Distributed Database
Data of the database is stored on more than 1 sites and all site work cooperatively to fulfill the user-request(Queries,transactions) of Distributed Database.
Local Transactions : Transactions which access date of site on which it started.
Distributed Transactions : Transactions which access data from more than 1 site.
2-PHASE COMMIT PROTOCOL (Nick name : 2PC)
Purpose : to ensure the atomicity of Distributed Transacations.
System Structure : Each site has TC(transaction coordinator) and TM(Transaction manager).
1)
- TC of site at which transaction T starts,distributes the transactions to various sites on which the required data is available for completing the transactions.
- This TC is called co-ordinator(TC of the site at which T started).
- It is the responsibility of co-ordinator to maintain the atomicity of T.
2)
When all participating sites inform the co-ordinator that their part of T has completed,co-ordinater starts the 2 PC.
SHORT NAMES used : T=transaction, c = co-ordinator .
3)
PHASE 1 :
- C writes <prepare T> entry to its log,and sends prepare T message to all sites.
- All sites on receiving this message decides wheather they can commit the portion of T
- if Ans = no,it adds <no T> to log,sends <abort T> message to C
- if Ans = yes,adds <ready T> entry to its log file and forces the log file to stable storage.
- Then replies with <ready T> message to C.
PHASE 2 :
- If all sites reply with <ready T> message,C adds entry <commit T> to log and saves to stable storage and then commits T.
- else it adds <abort T> to log ,stores to stable-storage and then rollbacks T.
- Depending on above outcome,C sends <abort T> or <commit T> message to all sites.
- Each site on receiving the above message ,add either <abort T> or <commit T> message,saves to stable storage.
- if above log record is saved on disk ,then it either commits or rollbacks T.
[B] IN CASE OF FAILURES :
1) Failure of participating site :
- When site recovers from failure,it reads its log.

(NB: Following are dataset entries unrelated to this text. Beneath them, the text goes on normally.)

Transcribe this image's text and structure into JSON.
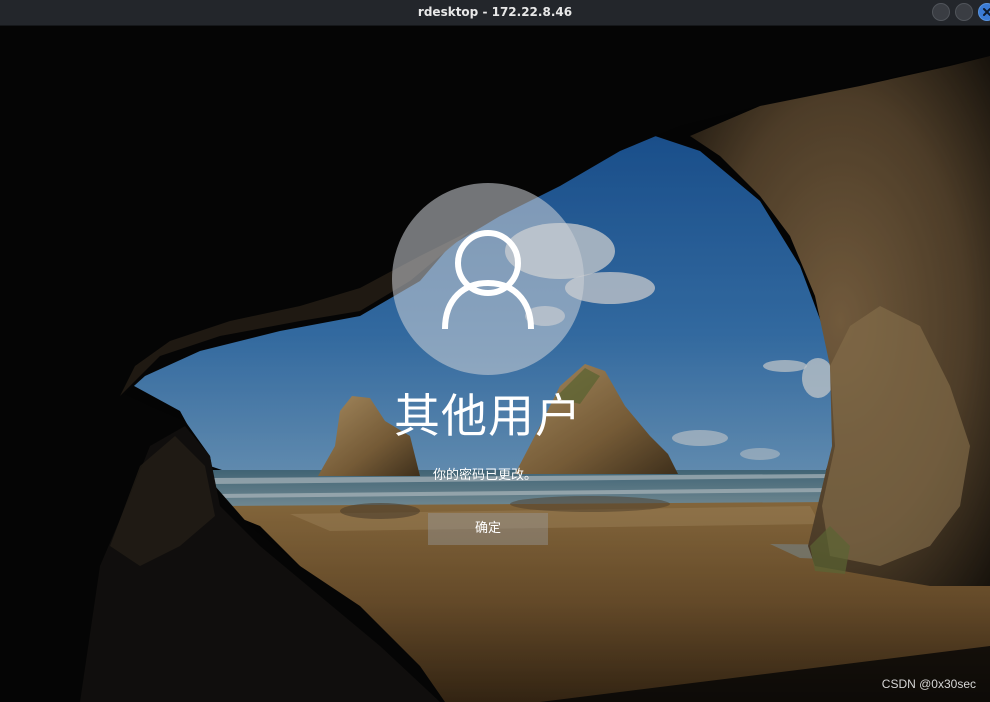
{
  "window": {
    "title": "rdesktop - 172.22.8.46"
  },
  "login": {
    "username": "其他用户",
    "message": "你的密码已更改。",
    "ok_label": "确定",
    "avatar_icon": "user-icon"
  },
  "watermark": {
    "text": "CSDN @0x30sec"
  },
  "colors": {
    "titlebar": "#23262b",
    "close_button": "#3a7bd5",
    "sky": "#2f6db0",
    "sand": "#8a6a3e"
  }
}
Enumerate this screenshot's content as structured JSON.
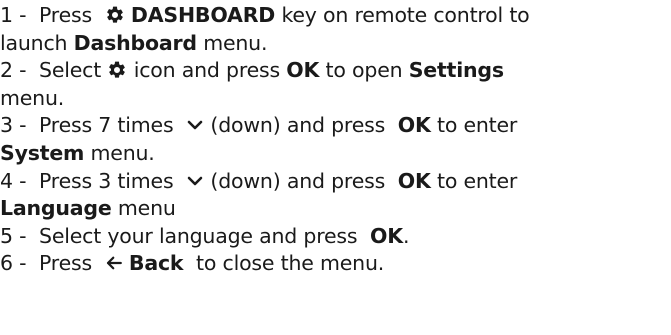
{
  "steps": [
    {
      "num": "1 -",
      "t1": "Press",
      "b1": "DASHBOARD",
      "t2": "key on remote control to",
      "t3": "launch",
      "b2": "Dashboard",
      "t4": "menu."
    },
    {
      "num": "2 -",
      "t1": "Select",
      "t2": "icon and press",
      "b1": "OK",
      "t3": "to open",
      "b2": "Settings",
      "t4": "menu."
    },
    {
      "num": "3 -",
      "t1": "Press 7 times",
      "t2": "(down) and press",
      "b1": "OK",
      "t3": "to enter",
      "b2": "System",
      "t4": "menu."
    },
    {
      "num": "4 -",
      "t1": "Press 3 times",
      "t2": "(down) and press",
      "b1": "OK",
      "t3": "to enter",
      "b2": "Language",
      "t4": "menu"
    },
    {
      "num": "5 -",
      "t1": "Select your language and press",
      "b1": "OK",
      "t2": "."
    },
    {
      "num": "6 -",
      "t1": "Press",
      "b1": "Back",
      "t2": "to close the menu."
    }
  ]
}
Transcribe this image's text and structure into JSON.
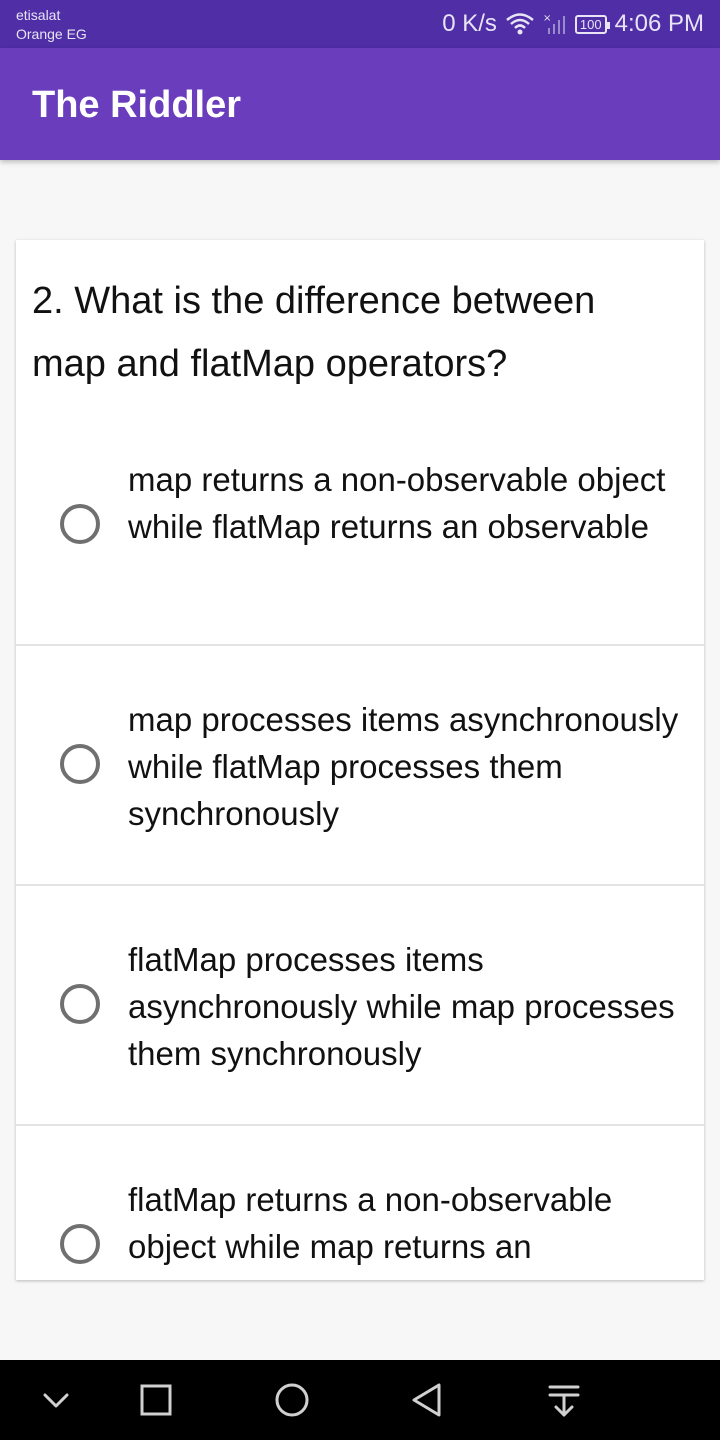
{
  "status_bar": {
    "carrier_line1": "etisalat",
    "carrier_line2": "Orange EG",
    "speed": "0 K/s",
    "battery": "100",
    "time": "4:06 PM",
    "icons": [
      "wifi-icon",
      "signal-icon",
      "battery-icon"
    ]
  },
  "app_bar": {
    "title": "The Riddler"
  },
  "question": {
    "text": "2. What is the difference between map and flatMap operators?"
  },
  "options": [
    {
      "label": "map returns a non-observable object while flatMap returns an observable",
      "selected": false
    },
    {
      "label": "map processes items asynchronously while flatMap processes them synchronously",
      "selected": false
    },
    {
      "label": "flatMap processes items asynchronously while map processes them synchronously",
      "selected": false
    },
    {
      "label": "flatMap returns a non-observable object while map returns an observable",
      "selected": false
    }
  ],
  "nav_bar": {
    "icons": [
      "hide-nav-icon",
      "recents-icon",
      "home-icon",
      "back-icon",
      "notifications-pull-icon"
    ]
  },
  "colors": {
    "status_bar": "#4f2ea6",
    "app_bar": "#6a3dbd",
    "background": "#f7f7f7",
    "card": "#ffffff",
    "radio_border": "#707070"
  }
}
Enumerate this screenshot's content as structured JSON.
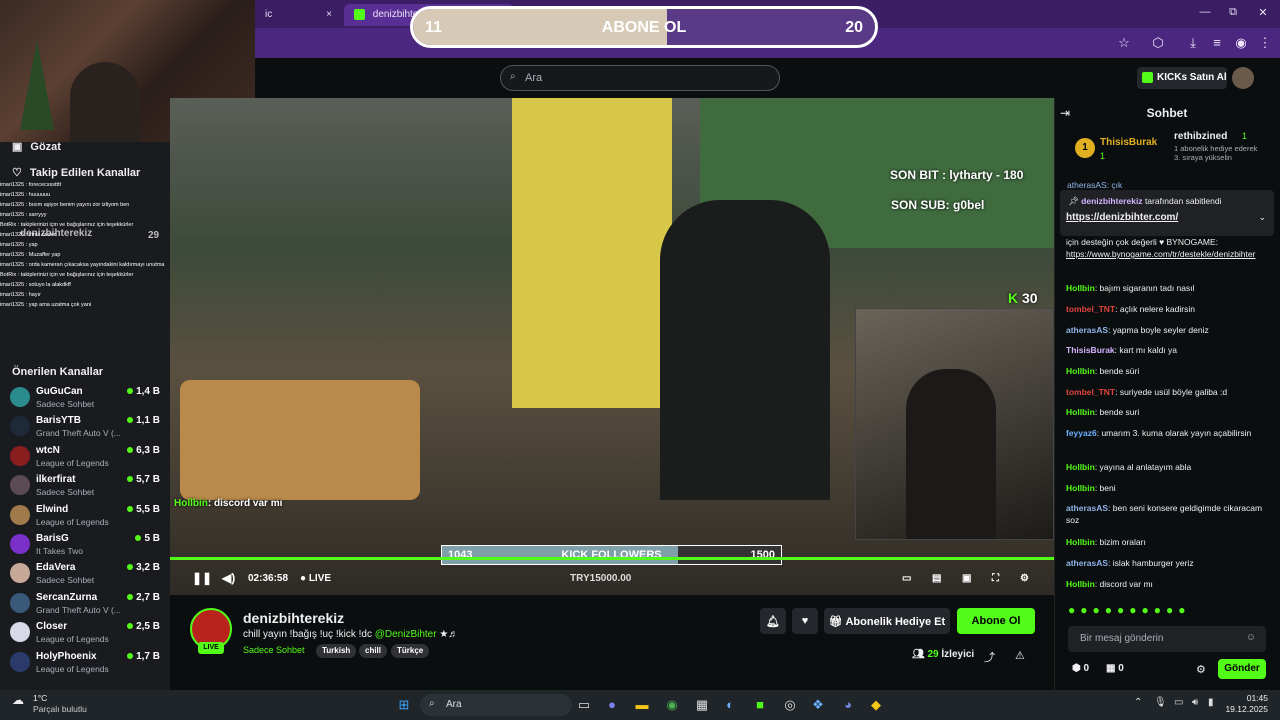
{
  "browser": {
    "tab1_label": "ic",
    "tab2_label": "denizbihterekiz",
    "tab_close": "×",
    "win_min": "—",
    "win_max": "⧉",
    "win_close": "✕"
  },
  "sub_goal": {
    "current": "11",
    "label": "ABONE OL",
    "target": "20",
    "progress": 0.55
  },
  "header": {
    "search_placeholder": "Ara",
    "buy_kicks_label": "KICKs Satın Al"
  },
  "sidebar": {
    "browse_label": "Gözat",
    "followed_label": "Takip Edilen Kanallar",
    "followed_channel": {
      "name": "denizbihterekiz",
      "viewers": "29"
    },
    "recommended_label": "Önerilen Kanallar",
    "channels": [
      {
        "name": "GuGuCan",
        "category": "Sadece Sohbet",
        "viewers": "1,4 B",
        "color": "#2a8c8c"
      },
      {
        "name": "BarisYTB",
        "category": "Grand Theft Auto V (...",
        "viewers": "1,1 B",
        "color": "#1e2a38"
      },
      {
        "name": "wtcN",
        "category": "League of Legends",
        "viewers": "6,3 B",
        "color": "#8a1e1e"
      },
      {
        "name": "ilkerfirat",
        "category": "Sadece Sohbet",
        "viewers": "5,7 B",
        "color": "#5a4a52"
      },
      {
        "name": "Elwind",
        "category": "League of Legends",
        "viewers": "5,5 B",
        "color": "#a07a4a"
      },
      {
        "name": "BarisG",
        "category": "It Takes Two",
        "viewers": "5 B",
        "color": "#7a2fc8"
      },
      {
        "name": "EdaVera",
        "category": "Sadece Sohbet",
        "viewers": "3,2 B",
        "color": "#c8a898"
      },
      {
        "name": "SercanZurna",
        "category": "Grand Theft Auto V (...",
        "viewers": "2,7 B",
        "color": "#3a5a7a"
      },
      {
        "name": "Closer",
        "category": "League of Legends",
        "viewers": "2,5 B",
        "color": "#d8d8e8"
      },
      {
        "name": "HolyPhoenix",
        "category": "League of Legends",
        "viewers": "1,7 B",
        "color": "#2a3a6a"
      }
    ]
  },
  "overlay_chat": [
    "imari1325 : forececssstttt",
    "imari1325 : huuuuuu",
    "imari1325 : bısım aşiyor benim yayını zor izliyom ben",
    "imari1325 : sarryyy",
    "BotRix : takiplerinizi için ve bağışlarınız için teşekkürler",
    "imari1325 : iriniz neden",
    "imari1325 : yap",
    "imari1325 : Muzaffer yap",
    "imari1325 : orda kameran çıkacaksa yayındakini kaldırmayı unutma",
    "BotRix : takiplerinizi için ve bağışlarınız için teşekkürler",
    "imari1325 : soluyo la alakdkff",
    "imari1325 : hayır",
    "imari1325 : yap ama uzatma çok yani"
  ],
  "video": {
    "last_bit": "SON BIT : lytharty - 180",
    "last_sub": "SON SUB: g0bel",
    "kick_count": "30",
    "chat_overlay_user": "Hollbin",
    "chat_overlay_text": ": discord var mı",
    "follow_goal": {
      "current": "1043",
      "label": "KICK FOLLOWERS",
      "target": "1500",
      "progress": 0.695
    },
    "donation_text": "TRY15000.00",
    "time": "02:36:58",
    "live_label": "LIVE"
  },
  "stream": {
    "streamer_name": "denizbihterekiz",
    "title": "chill yayın !bağış !uç !kick !dc",
    "title_mention": "@DenizBihter",
    "title_suffix": "★♬",
    "category": "Sadece Sohbet",
    "tags": [
      "Turkish",
      "chill",
      "Türkçe"
    ],
    "live_badge": "LIVE",
    "gift_sub_label": "Abonelik Hediye Et",
    "subscribe_label": "Abone Ol",
    "viewer_count": "29",
    "viewer_label": "İzleyici"
  },
  "chat": {
    "title": "Sohbet",
    "leader1_name": "ThisisBurak",
    "leader1_rank": "1",
    "leader1_count": "1",
    "leader2_name": "rethibzined",
    "leader2_count": "1",
    "leader2_desc": "1 abonelik hediye ederek 3. sıraya yükselin",
    "pinned_by": "denizbihterekiz",
    "pinned_suffix": "tarafından sabitlendi",
    "pinned_link": "https://denizbihter.com/",
    "messages": [
      {
        "user": "",
        "text": "için desteğin çok değerli ♥ BYNOGAME:",
        "color": "#efeff1"
      },
      {
        "user": "",
        "text": "https://www.bynogame.com/tr/destekle/denizbihter",
        "color": "#efeff1"
      },
      {
        "user": "Hollbin",
        "text": ": bajım sigaranın tadı nasıl",
        "color": "#53fc18"
      },
      {
        "user": "tombel_TNT",
        "text": ": açlık nelere kadirsin",
        "color": "#e0443c"
      },
      {
        "user": "atherasAS",
        "text": ": yapma boyle seyler deniz",
        "color": "#8fb4e8"
      },
      {
        "user": "ThisisBurak",
        "text": ": kart mı kaldı ya",
        "color": "#d5b3ff"
      },
      {
        "user": "Hollbin",
        "text": ": bende süri",
        "color": "#53fc18"
      },
      {
        "user": "tombel_TNT",
        "text": ": suriyede usül böyle galiba :d",
        "color": "#e0443c"
      },
      {
        "user": "Hollbin",
        "text": ": bende suri",
        "color": "#53fc18"
      },
      {
        "user": "feyyaz6",
        "text": ": umarım 3. kuma olarak yayın açabilirsin",
        "color": "#6ab0ff"
      },
      {
        "user": "Hollbin",
        "text": ": yayına al anlatayım abla",
        "color": "#53fc18"
      },
      {
        "user": "Hollbin",
        "text": ": beni",
        "color": "#53fc18"
      },
      {
        "user": "atherasAS",
        "text": ": ben seni konsere geldigimde cikaracam soz",
        "color": "#8fb4e8"
      },
      {
        "user": "Hollbin",
        "text": ": bizim oraları",
        "color": "#53fc18"
      },
      {
        "user": "atherasAS",
        "text": ": islak hamburger yeriz",
        "color": "#8fb4e8"
      },
      {
        "user": "Hollbin",
        "text": ": discord var mı",
        "color": "#53fc18"
      }
    ],
    "input_placeholder": "Bir mesaj gönderin",
    "send_label": "Gönder",
    "kicks_count": "0",
    "gift_count": "0",
    "top_partial": "atherasAS: çık"
  },
  "taskbar": {
    "weather_temp": "1°C",
    "weather_desc": "Parçalı bulutlu",
    "search_label": "Ara",
    "time": "01:45",
    "date": "19.12.2025"
  }
}
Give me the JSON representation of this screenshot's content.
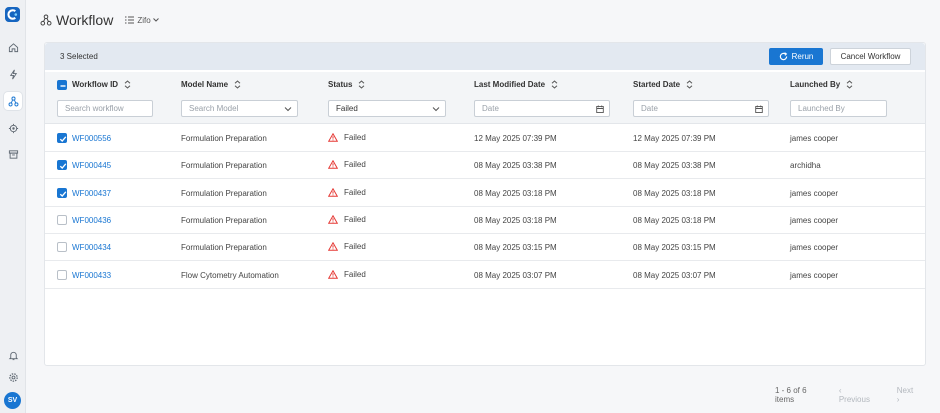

- if log contains <commit T>,site executes redo(T).
- if log contains <abort T>,site executes undo(T).
- if log contains <ready T>,site consults C to find the outcome of T.
2) Failure of coordinator site :
- if C fails in midst of execution of 2PC,participating sites must find the fate of T.
- if an active site contains <commit T> in log,the T must be committed.
- if an active site contains <abort T> in log,the T must be aborted.
BLOCKING PROBLEM IN 2PC : Drawback of 2PC
- if all active sites contain <ready T> record,but no additional control records, then it is impossible to decide the fate of T.
- thus all active sites have to wait for C to recover.
- T continues to hold locks and system resources at each sites.
- due to locks ,other Transactions might have to wait for T to complete.
- Above problem is known as Blocking Problem in 2PC.
3 PHASE COMMIT
Assumptions for 3PC
i)no network partition occurs
ii)not more than k sites fail,where k=predetermined number
- it is an extension of 2PC.
- introduces a third phase in which instead of 1 site,more than 1 site are involved in decision to commit.
- Before committing the T,C ensures that at least k other sites know the decision to commit T.
- When coordinator fails,remaining sites selects a new coordinator.
- new co-ordinator finds the fate of T by sending <querystatus T> message to other sites
Advantage :
- it avoids the blocking problem in 2PC,unless k Transactions fail.
Dis-advantage :
- if network partition occurs,than it will same as more than k sites failing,which will lead to the problem of BLOCKING.
- When network partition occurs it can lead to situations when T is commited in 1 part and aborted in other part.
- it has more overhead than 2PC.